Purpose: : To determine if H–7 will enhance a submaximal Pilo dose–induced increase in outflow facility (OF) and inhibit Pilo–induced miosis in the monkey eye.

Methods: : OF was determined by 2–level constant pressure perfusion following anterior chamber exchange with 24.5µM phenylephrine (PE) bilaterally, 24.5µM PE+300µM H–7 bilaterally or 24.5µM PE+300µM H–7±2 or 10µM Pilo in opposite eyes in living monkeys. During perfusions, pupil diameter (vernier calipers) and accommodation (coincidence refractometer) were measured in different periods. OF following 2µM Pilo±10µM H–7 was also determined on a different occasion.
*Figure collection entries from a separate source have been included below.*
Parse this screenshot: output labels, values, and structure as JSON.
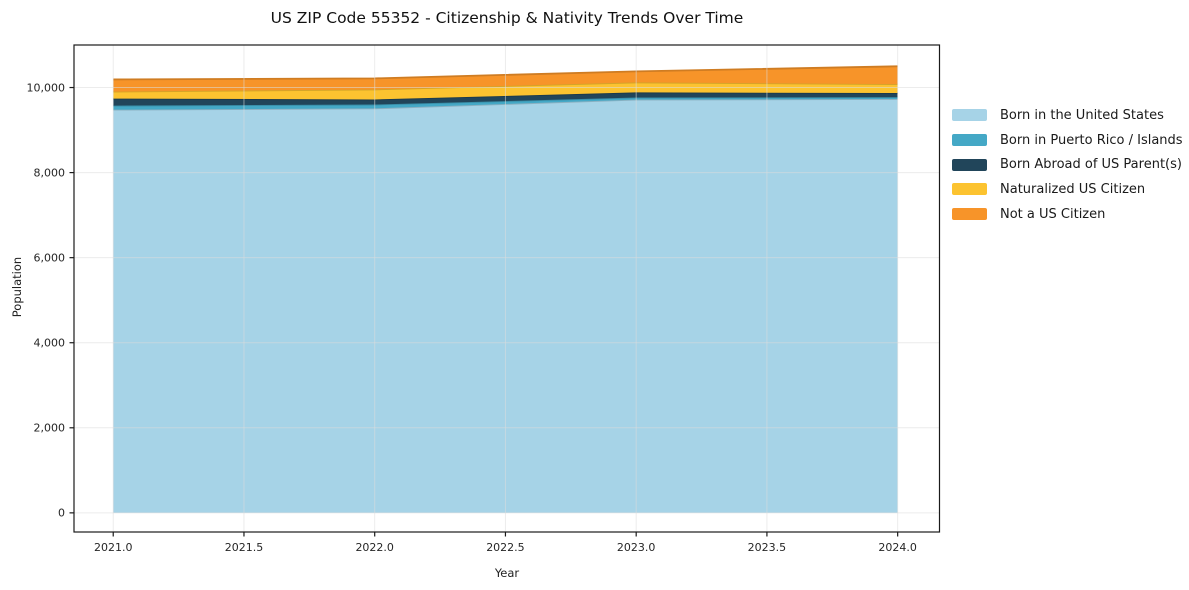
{
  "chart": {
    "title": "US ZIP Code 55352 - Citizenship & Nativity Trends Over Time",
    "xlabel": "Year",
    "ylabel": "Population"
  },
  "chart_data": {
    "type": "area",
    "stacked": true,
    "title": "US ZIP Code 55352 - Citizenship & Nativity Trends Over Time",
    "xlabel": "Year",
    "ylabel": "Population",
    "x": [
      2021,
      2022,
      2023,
      2024
    ],
    "series": [
      {
        "name": "Born in the United States",
        "color": "#a6d3e7",
        "values": [
          9480,
          9510,
          9715,
          9730
        ]
      },
      {
        "name": "Born in Puerto Rico / Islands",
        "color": "#44a8c6",
        "values": [
          95,
          90,
          50,
          45
        ]
      },
      {
        "name": "Born Abroad of US Parent(s)",
        "color": "#21455a",
        "values": [
          165,
          120,
          120,
          95
        ]
      },
      {
        "name": "Naturalized US Citizen",
        "color": "#fcc330",
        "values": [
          165,
          235,
          235,
          210
        ]
      },
      {
        "name": "Not a US Citizen",
        "color": "#f79429",
        "values": [
          285,
          260,
          260,
          420
        ]
      }
    ],
    "stacked_totals": [
      10190,
      10215,
      10380,
      10500
    ],
    "xticks": [
      2021.0,
      2021.5,
      2022.0,
      2022.5,
      2023.0,
      2023.5,
      2024.0
    ],
    "xtick_labels": [
      "2021.0",
      "2021.5",
      "2022.0",
      "2022.5",
      "2023.0",
      "2023.5",
      "2024.0"
    ],
    "yticks": [
      0,
      2000,
      4000,
      6000,
      8000,
      10000
    ],
    "ytick_labels": [
      "0",
      "2,000",
      "4,000",
      "6,000",
      "8,000",
      "10,000"
    ],
    "xlim": [
      2020.85,
      2024.16
    ],
    "ylim": [
      -450,
      11000
    ],
    "grid": true,
    "legend_position": "right-outside",
    "colors": {
      "spine": "#1a1a1a",
      "grid": "#dcdcdc",
      "tick_label": "#262626",
      "background": "#ffffff"
    }
  }
}
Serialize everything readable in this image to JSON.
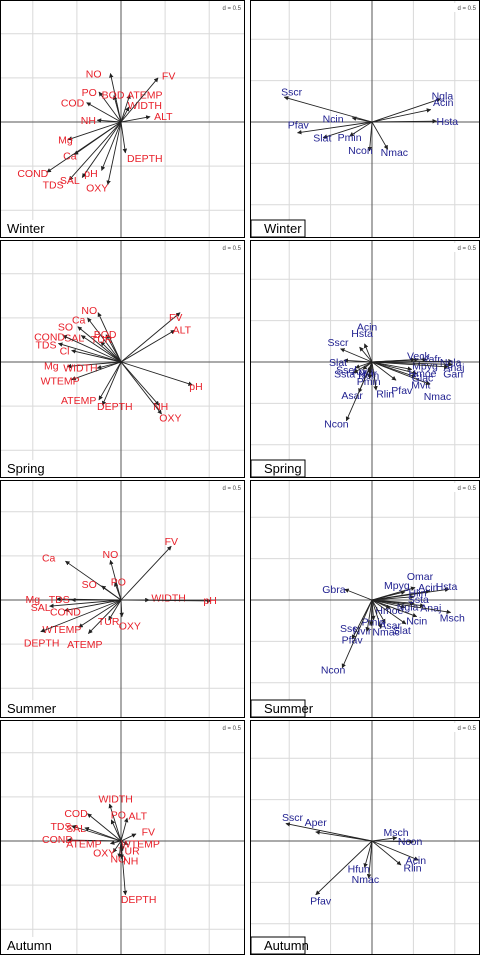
{
  "colors": {
    "env": "#e8202a",
    "species": "#1f1f8f",
    "arrow": "#222222",
    "grid": "#d9d9d9",
    "frame": "#000000",
    "scaleBox": "#ffffff"
  },
  "chart_data": [
    {
      "type": "scatter",
      "kind": "env",
      "season": "Winter",
      "scale_label": "d = 0.5",
      "xlim": [
        -1.25,
        1.25
      ],
      "ylim": [
        -1.25,
        1.25
      ],
      "vectors": [
        {
          "label": "NO",
          "x": -0.12,
          "y": 0.55,
          "lx": -0.31,
          "ly": 0.55
        },
        {
          "label": "PO",
          "x": -0.25,
          "y": 0.34,
          "lx": -0.36,
          "ly": 0.34
        },
        {
          "label": "BOD",
          "x": -0.08,
          "y": 0.3,
          "lx": -0.09,
          "ly": 0.31
        },
        {
          "label": "COD",
          "x": -0.39,
          "y": 0.22,
          "lx": -0.55,
          "ly": 0.22
        },
        {
          "label": "NH",
          "x": -0.27,
          "y": 0.02,
          "lx": -0.37,
          "ly": 0.02
        },
        {
          "label": "Mg",
          "x": -0.6,
          "y": -0.2,
          "lx": -0.63,
          "ly": -0.2
        },
        {
          "label": "Ca",
          "x": -0.53,
          "y": -0.37,
          "lx": -0.58,
          "ly": -0.38
        },
        {
          "label": "COND",
          "x": -0.84,
          "y": -0.57,
          "lx": -1.0,
          "ly": -0.58
        },
        {
          "label": "TDS",
          "x": -0.59,
          "y": -0.66,
          "lx": -0.77,
          "ly": -0.71
        },
        {
          "label": "SAL",
          "x": -0.44,
          "y": -0.63,
          "lx": -0.58,
          "ly": -0.66
        },
        {
          "label": "pH",
          "x": -0.22,
          "y": -0.55,
          "lx": -0.34,
          "ly": -0.58
        },
        {
          "label": "OXY",
          "x": -0.15,
          "y": -0.71,
          "lx": -0.27,
          "ly": -0.74
        },
        {
          "label": "DEPTH",
          "x": 0.05,
          "y": -0.35,
          "lx": 0.27,
          "ly": -0.41
        },
        {
          "label": "ALT",
          "x": 0.33,
          "y": 0.06,
          "lx": 0.48,
          "ly": 0.07
        },
        {
          "label": "WIDTH",
          "x": 0.09,
          "y": 0.17,
          "lx": 0.27,
          "ly": 0.19
        },
        {
          "label": "ATEMP",
          "x": 0.1,
          "y": 0.31,
          "lx": 0.27,
          "ly": 0.31
        },
        {
          "label": "FV",
          "x": 0.42,
          "y": 0.5,
          "lx": 0.54,
          "ly": 0.53
        }
      ]
    },
    {
      "type": "scatter",
      "kind": "species",
      "season": "Winter",
      "scale_label": "d = 0.5",
      "xlim": [
        -1.25,
        1.25
      ],
      "ylim": [
        -1.25,
        1.25
      ],
      "vectors": [
        {
          "label": "Sscr",
          "x": -1.06,
          "y": 0.3,
          "lx": -0.97,
          "ly": 0.37
        },
        {
          "label": "Ncin",
          "x": -0.24,
          "y": 0.05,
          "lx": -0.47,
          "ly": 0.04
        },
        {
          "label": "Pfav",
          "x": -0.9,
          "y": -0.13,
          "lx": -0.89,
          "ly": -0.03
        },
        {
          "label": "Slat",
          "x": -0.59,
          "y": -0.19,
          "lx": -0.6,
          "ly": -0.19
        },
        {
          "label": "Pmin",
          "x": -0.27,
          "y": -0.17,
          "lx": -0.27,
          "ly": -0.18
        },
        {
          "label": "Ncon",
          "x": -0.03,
          "y": -0.35,
          "lx": -0.14,
          "ly": -0.34
        },
        {
          "label": "Nmac",
          "x": 0.19,
          "y": -0.33,
          "lx": 0.27,
          "ly": -0.36
        },
        {
          "label": "Ngla",
          "x": 0.83,
          "y": 0.28,
          "lx": 0.85,
          "ly": 0.32
        },
        {
          "label": "Acin",
          "x": 0.71,
          "y": 0.15,
          "lx": 0.86,
          "ly": 0.24
        },
        {
          "label": "Hsta",
          "x": 0.78,
          "y": 0.01,
          "lx": 0.91,
          "ly": 0.01
        }
      ]
    },
    {
      "type": "scatter",
      "kind": "env",
      "season": "Spring",
      "scale_label": "d = 0.5",
      "xlim": [
        -1.25,
        1.25
      ],
      "ylim": [
        -1.25,
        1.25
      ],
      "vectors": [
        {
          "label": "NO",
          "x": -0.26,
          "y": 0.56,
          "lx": -0.36,
          "ly": 0.59
        },
        {
          "label": "Ca",
          "x": -0.38,
          "y": 0.5,
          "lx": -0.48,
          "ly": 0.48
        },
        {
          "label": "SO",
          "x": -0.49,
          "y": 0.4,
          "lx": -0.63,
          "ly": 0.4
        },
        {
          "label": "BOD",
          "x": -0.17,
          "y": 0.31,
          "lx": -0.18,
          "ly": 0.32
        },
        {
          "label": "SAL",
          "x": -0.45,
          "y": 0.3,
          "lx": -0.53,
          "ly": 0.28
        },
        {
          "label": "TUR",
          "x": -0.23,
          "y": 0.23,
          "lx": -0.22,
          "ly": 0.26
        },
        {
          "label": "COND",
          "x": -0.66,
          "y": 0.3,
          "lx": -0.81,
          "ly": 0.29
        },
        {
          "label": "TDS",
          "x": -0.71,
          "y": 0.21,
          "lx": -0.85,
          "ly": 0.2
        },
        {
          "label": "Cl",
          "x": -0.56,
          "y": 0.13,
          "lx": -0.64,
          "ly": 0.13
        },
        {
          "label": "Mg",
          "x": -0.61,
          "y": -0.05,
          "lx": -0.79,
          "ly": -0.04
        },
        {
          "label": "WIDTH",
          "x": -0.27,
          "y": -0.07,
          "lx": -0.46,
          "ly": -0.06
        },
        {
          "label": "WTEMP",
          "x": -0.56,
          "y": -0.2,
          "lx": -0.69,
          "ly": -0.21
        },
        {
          "label": "ATEMP",
          "x": -0.25,
          "y": -0.43,
          "lx": -0.48,
          "ly": -0.43
        },
        {
          "label": "DEPTH",
          "x": -0.21,
          "y": -0.49,
          "lx": -0.07,
          "ly": -0.5
        },
        {
          "label": "NH",
          "x": 0.43,
          "y": -0.49,
          "lx": 0.45,
          "ly": -0.5
        },
        {
          "label": "OXY",
          "x": 0.46,
          "y": -0.59,
          "lx": 0.56,
          "ly": -0.63
        },
        {
          "label": "pH",
          "x": 0.81,
          "y": -0.26,
          "lx": 0.85,
          "ly": -0.27
        },
        {
          "label": "ALT",
          "x": 0.61,
          "y": 0.36,
          "lx": 0.69,
          "ly": 0.37
        },
        {
          "label": "FV",
          "x": 0.67,
          "y": 0.56,
          "lx": 0.62,
          "ly": 0.51
        }
      ]
    },
    {
      "type": "scatter",
      "kind": "species",
      "season": "Spring",
      "scale_label": "d = 0.5",
      "xlim": [
        -1.25,
        1.25
      ],
      "ylim": [
        -1.25,
        1.25
      ],
      "vectors": [
        {
          "label": "Acin",
          "x": -0.09,
          "y": 0.22,
          "lx": -0.06,
          "ly": 0.43
        },
        {
          "label": "Hsta",
          "x": -0.15,
          "y": 0.18,
          "lx": -0.12,
          "ly": 0.35
        },
        {
          "label": "Sscr",
          "x": -0.38,
          "y": 0.16,
          "lx": -0.41,
          "ly": 0.24
        },
        {
          "label": "Slat",
          "x": -0.34,
          "y": 0.02,
          "lx": -0.41,
          "ly": 0.0
        },
        {
          "label": "Ssel",
          "x": -0.2,
          "y": -0.07,
          "lx": -0.31,
          "ly": -0.09
        },
        {
          "label": "Aper",
          "x": -0.11,
          "y": -0.09,
          "lx": -0.11,
          "ly": -0.11
        },
        {
          "label": "Ssta",
          "x": -0.22,
          "y": -0.13,
          "lx": -0.33,
          "ly": -0.14
        },
        {
          "label": "Ncin",
          "x": -0.03,
          "y": -0.15,
          "lx": -0.04,
          "ly": -0.16
        },
        {
          "label": "Nvir",
          "x": -0.04,
          "y": -0.12,
          "lx": -0.05,
          "ly": -0.13
        },
        {
          "label": "Pmin",
          "x": -0.03,
          "y": -0.2,
          "lx": -0.04,
          "ly": -0.23
        },
        {
          "label": "Asar",
          "x": -0.16,
          "y": -0.37,
          "lx": -0.24,
          "ly": -0.4
        },
        {
          "label": "Rlin",
          "x": 0.05,
          "y": -0.34,
          "lx": 0.16,
          "ly": -0.38
        },
        {
          "label": "Ncon",
          "x": -0.31,
          "y": -0.71,
          "lx": -0.43,
          "ly": -0.74
        },
        {
          "label": "Pfav",
          "x": 0.29,
          "y": -0.22,
          "lx": 0.36,
          "ly": -0.34
        },
        {
          "label": "Mvit",
          "x": 0.53,
          "y": -0.18,
          "lx": 0.59,
          "ly": -0.27
        },
        {
          "label": "Nmac",
          "x": 0.7,
          "y": -0.27,
          "lx": 0.79,
          "ly": -0.41
        },
        {
          "label": "Glac",
          "x": 0.54,
          "y": -0.14,
          "lx": 0.61,
          "ly": -0.19
        },
        {
          "label": "Hmoe",
          "x": 0.48,
          "y": -0.09,
          "lx": 0.61,
          "ly": -0.13
        },
        {
          "label": "Mpyg",
          "x": 0.56,
          "y": 0.03,
          "lx": 0.64,
          "ly": -0.04
        },
        {
          "label": "Veck",
          "x": 0.52,
          "y": 0.03,
          "lx": 0.56,
          "ly": 0.08
        },
        {
          "label": "Vafr",
          "x": 0.66,
          "y": 0.03,
          "lx": 0.72,
          "ly": 0.04
        },
        {
          "label": "Ngla",
          "x": 0.97,
          "y": 0.01,
          "lx": 0.95,
          "ly": 0.0
        },
        {
          "label": "Anaj",
          "x": 0.97,
          "y": -0.03,
          "lx": 0.99,
          "ly": -0.06
        },
        {
          "label": "Gan",
          "x": 0.92,
          "y": -0.06,
          "lx": 0.98,
          "ly": -0.14
        }
      ]
    },
    {
      "type": "scatter",
      "kind": "env",
      "season": "Summer",
      "scale_label": "d = 0.5",
      "xlim": [
        -1.25,
        1.25
      ],
      "ylim": [
        -1.25,
        1.25
      ],
      "vectors": [
        {
          "label": "Ca",
          "x": -0.63,
          "y": 0.44,
          "lx": -0.82,
          "ly": 0.48
        },
        {
          "label": "NO",
          "x": -0.12,
          "y": 0.45,
          "lx": -0.12,
          "ly": 0.52
        },
        {
          "label": "SO",
          "x": -0.22,
          "y": 0.16,
          "lx": -0.36,
          "ly": 0.18
        },
        {
          "label": "PO",
          "x": -0.07,
          "y": 0.2,
          "lx": -0.03,
          "ly": 0.21
        },
        {
          "label": "Mg",
          "x": -0.73,
          "y": 0.01,
          "lx": -1.0,
          "ly": 0.01
        },
        {
          "label": "TDS",
          "x": -0.56,
          "y": 0.0,
          "lx": -0.7,
          "ly": 0.01
        },
        {
          "label": "SAL",
          "x": -0.81,
          "y": -0.07,
          "lx": -0.91,
          "ly": -0.08
        },
        {
          "label": "COND",
          "x": -0.64,
          "y": -0.12,
          "lx": -0.63,
          "ly": -0.13
        },
        {
          "label": "WTEMP",
          "x": -0.48,
          "y": -0.31,
          "lx": -0.67,
          "ly": -0.33
        },
        {
          "label": "DEPTH",
          "x": -0.91,
          "y": -0.36,
          "lx": -0.9,
          "ly": -0.48
        },
        {
          "label": "ATEMP",
          "x": -0.37,
          "y": -0.38,
          "lx": -0.41,
          "ly": -0.5
        },
        {
          "label": "TUR",
          "x": -0.14,
          "y": -0.23,
          "lx": -0.14,
          "ly": -0.24
        },
        {
          "label": "OXY",
          "x": 0.01,
          "y": -0.19,
          "lx": 0.1,
          "ly": -0.29
        },
        {
          "label": "WIDTH",
          "x": 0.32,
          "y": 0.0,
          "lx": 0.54,
          "ly": 0.03
        },
        {
          "label": "FV",
          "x": 0.57,
          "y": 0.61,
          "lx": 0.57,
          "ly": 0.67
        },
        {
          "label": "pH",
          "x": 1.02,
          "y": -0.01,
          "lx": 1.01,
          "ly": 0.0
        }
      ]
    },
    {
      "type": "scatter",
      "kind": "species",
      "season": "Summer",
      "scale_label": "d = 0.5",
      "xlim": [
        -1.25,
        1.25
      ],
      "ylim": [
        -1.25,
        1.25
      ],
      "vectors": [
        {
          "label": "Gbra",
          "x": -0.33,
          "y": 0.13,
          "lx": -0.46,
          "ly": 0.13
        },
        {
          "label": "Omar",
          "x": 0.52,
          "y": 0.15,
          "lx": 0.58,
          "ly": 0.29
        },
        {
          "label": "Mpyg",
          "x": 0.4,
          "y": 0.1,
          "lx": 0.3,
          "ly": 0.18
        },
        {
          "label": "Acin",
          "x": 0.7,
          "y": 0.11,
          "lx": 0.68,
          "ly": 0.16
        },
        {
          "label": "Hsta",
          "x": 0.93,
          "y": 0.13,
          "lx": 0.9,
          "ly": 0.17
        },
        {
          "label": "Hlin",
          "x": 0.51,
          "y": 0.04,
          "lx": 0.55,
          "ly": 0.09
        },
        {
          "label": "Ssta",
          "x": 0.51,
          "y": -0.04,
          "lx": 0.56,
          "ly": 0.01
        },
        {
          "label": "Hmoe",
          "x": 0.22,
          "y": -0.1,
          "lx": 0.21,
          "ly": -0.12
        },
        {
          "label": "Ngla",
          "x": 0.4,
          "y": -0.09,
          "lx": 0.43,
          "ly": -0.08
        },
        {
          "label": "Anaj",
          "x": 0.63,
          "y": -0.07,
          "lx": 0.71,
          "ly": -0.09
        },
        {
          "label": "Msch",
          "x": 0.95,
          "y": -0.15,
          "lx": 0.97,
          "ly": -0.21
        },
        {
          "label": "Ncin",
          "x": 0.54,
          "y": -0.2,
          "lx": 0.54,
          "ly": -0.25
        },
        {
          "label": "Slat",
          "x": 0.41,
          "y": -0.29,
          "lx": 0.36,
          "ly": -0.36
        },
        {
          "label": "Asar",
          "x": 0.16,
          "y": -0.28,
          "lx": 0.22,
          "ly": -0.3
        },
        {
          "label": "Nmac",
          "x": 0.11,
          "y": -0.34,
          "lx": 0.17,
          "ly": -0.38
        },
        {
          "label": "Pmin",
          "x": 0.02,
          "y": -0.24,
          "lx": 0.02,
          "ly": -0.26
        },
        {
          "label": "Nvir",
          "x": -0.01,
          "y": -0.31,
          "lx": -0.12,
          "ly": -0.37
        },
        {
          "label": "Sscr",
          "x": -0.06,
          "y": -0.38,
          "lx": -0.26,
          "ly": -0.34
        },
        {
          "label": "Pfav",
          "x": -0.24,
          "y": -0.47,
          "lx": -0.24,
          "ly": -0.48
        },
        {
          "label": "Ncon",
          "x": -0.36,
          "y": -0.82,
          "lx": -0.47,
          "ly": -0.84
        }
      ]
    },
    {
      "type": "scatter",
      "kind": "env",
      "season": "Autumn",
      "scale_label": "d = 0.5",
      "xlim": [
        -1.25,
        1.25
      ],
      "ylim": [
        -1.25,
        1.25
      ],
      "vectors": [
        {
          "label": "COD",
          "x": -0.38,
          "y": 0.31,
          "lx": -0.51,
          "ly": 0.32
        },
        {
          "label": "WIDTH",
          "x": -0.13,
          "y": 0.42,
          "lx": -0.06,
          "ly": 0.48
        },
        {
          "label": "PO",
          "x": -0.11,
          "y": 0.24,
          "lx": -0.03,
          "ly": 0.3
        },
        {
          "label": "ALT",
          "x": 0.07,
          "y": 0.26,
          "lx": 0.19,
          "ly": 0.29
        },
        {
          "label": "TDS",
          "x": -0.56,
          "y": 0.17,
          "lx": -0.68,
          "ly": 0.17
        },
        {
          "label": "SAL",
          "x": -0.41,
          "y": 0.15,
          "lx": -0.51,
          "ly": 0.15
        },
        {
          "label": "FV",
          "x": 0.17,
          "y": 0.08,
          "lx": 0.31,
          "ly": 0.11
        },
        {
          "label": "COND",
          "x": -0.61,
          "y": 0.01,
          "lx": -0.72,
          "ly": 0.02
        },
        {
          "label": "ATEMP",
          "x": -0.12,
          "y": -0.03,
          "lx": -0.42,
          "ly": -0.03
        },
        {
          "label": "WTEMP",
          "x": 0.08,
          "y": -0.04,
          "lx": 0.22,
          "ly": -0.03
        },
        {
          "label": "TUR",
          "x": 0.02,
          "y": -0.11,
          "lx": 0.09,
          "ly": -0.11
        },
        {
          "label": "OXY",
          "x": -0.09,
          "y": -0.13,
          "lx": -0.19,
          "ly": -0.13
        },
        {
          "label": "NO",
          "x": -0.02,
          "y": -0.19,
          "lx": -0.03,
          "ly": -0.2
        },
        {
          "label": "NH",
          "x": 0.01,
          "y": -0.2,
          "lx": 0.11,
          "ly": -0.22
        },
        {
          "label": "DEPTH",
          "x": 0.05,
          "y": -0.61,
          "lx": 0.2,
          "ly": -0.66
        }
      ]
    },
    {
      "type": "scatter",
      "kind": "species",
      "season": "Autumn",
      "scale_label": "d = 0.5",
      "xlim": [
        -1.25,
        1.25
      ],
      "ylim": [
        -1.25,
        1.25
      ],
      "vectors": [
        {
          "label": "Sscr",
          "x": -1.04,
          "y": 0.21,
          "lx": -0.96,
          "ly": 0.29
        },
        {
          "label": "Aper",
          "x": -0.68,
          "y": 0.11,
          "lx": -0.68,
          "ly": 0.23
        },
        {
          "label": "Msch",
          "x": 0.3,
          "y": 0.04,
          "lx": 0.29,
          "ly": 0.11
        },
        {
          "label": "Ncon",
          "x": 0.5,
          "y": -0.01,
          "lx": 0.46,
          "ly": 0.0
        },
        {
          "label": "Acin",
          "x": 0.56,
          "y": -0.23,
          "lx": 0.53,
          "ly": -0.23
        },
        {
          "label": "Rlin",
          "x": 0.35,
          "y": -0.29,
          "lx": 0.49,
          "ly": -0.32
        },
        {
          "label": "Hfun",
          "x": -0.09,
          "y": -0.32,
          "lx": -0.16,
          "ly": -0.33
        },
        {
          "label": "Nmac",
          "x": -0.04,
          "y": -0.45,
          "lx": -0.08,
          "ly": -0.46
        },
        {
          "label": "Pfav",
          "x": -0.68,
          "y": -0.65,
          "lx": -0.62,
          "ly": -0.72
        }
      ]
    }
  ]
}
Results: : OF in the 300µM H–7+10µM Pilo–treated eye was 73% higher than that in the 300µM H–7 only–treated eye (n=6; P<0.05). Accommodation in the former was slightly but significantly greater than that in the latter (2.6 vs. 0.6 D; P<0.05). Pupil diameter in the former was significantly smaller than that in the latter (3.36 vs. 7.64 mm; P<0.02). However, OF in the 300µM H–7+2µM Pilo–treated eye was similar to that in the 300µM H–7 only–treated eye. Accommodation in the former was slightly and insignificantly greater than that in the latter (0.75 vs. –0.45 D; P=NS). Pupil diameter in the former was only slightly smaller than that in the latter (6.77 vs. 7.66 mm; P=NS). 2µM Pilo+10µM H–7 did not increase OF compared to 2µM Pilo alone.

Conclusions: : The averaged pupil diameter in the monkey eye following 10µM Pilo+24.5µM PE or 2µM Pilo+24.5µM PE is ∼3 mm or 4.5 mm respectively (Gabelt and Kaufman, JPET, 263:1133, 1992; Kiland et al, EER, 70:603, 2000). Per the previous and/or current data, 300µM H–7 and 10µM Pilo have additive effects on OF, but the former does not inhibit the latter’s induced miosis; 300µM H–7 partially inhibits 2µM Pilo–induced miosis, but 2µM Pilo does not potentiate the 300µM H–7–induced increase in OF. Subthreshold doses of H–7 and Pilo do not have additive effects on OF. The dissociated effects of H–7 on intramuscular Pilo’s pupillary and accommodative actions in a previous study (Tian et al, Arch Ophthalmol., 116:1070, 1998) are most likely due to a pharmacokinetic mechanism.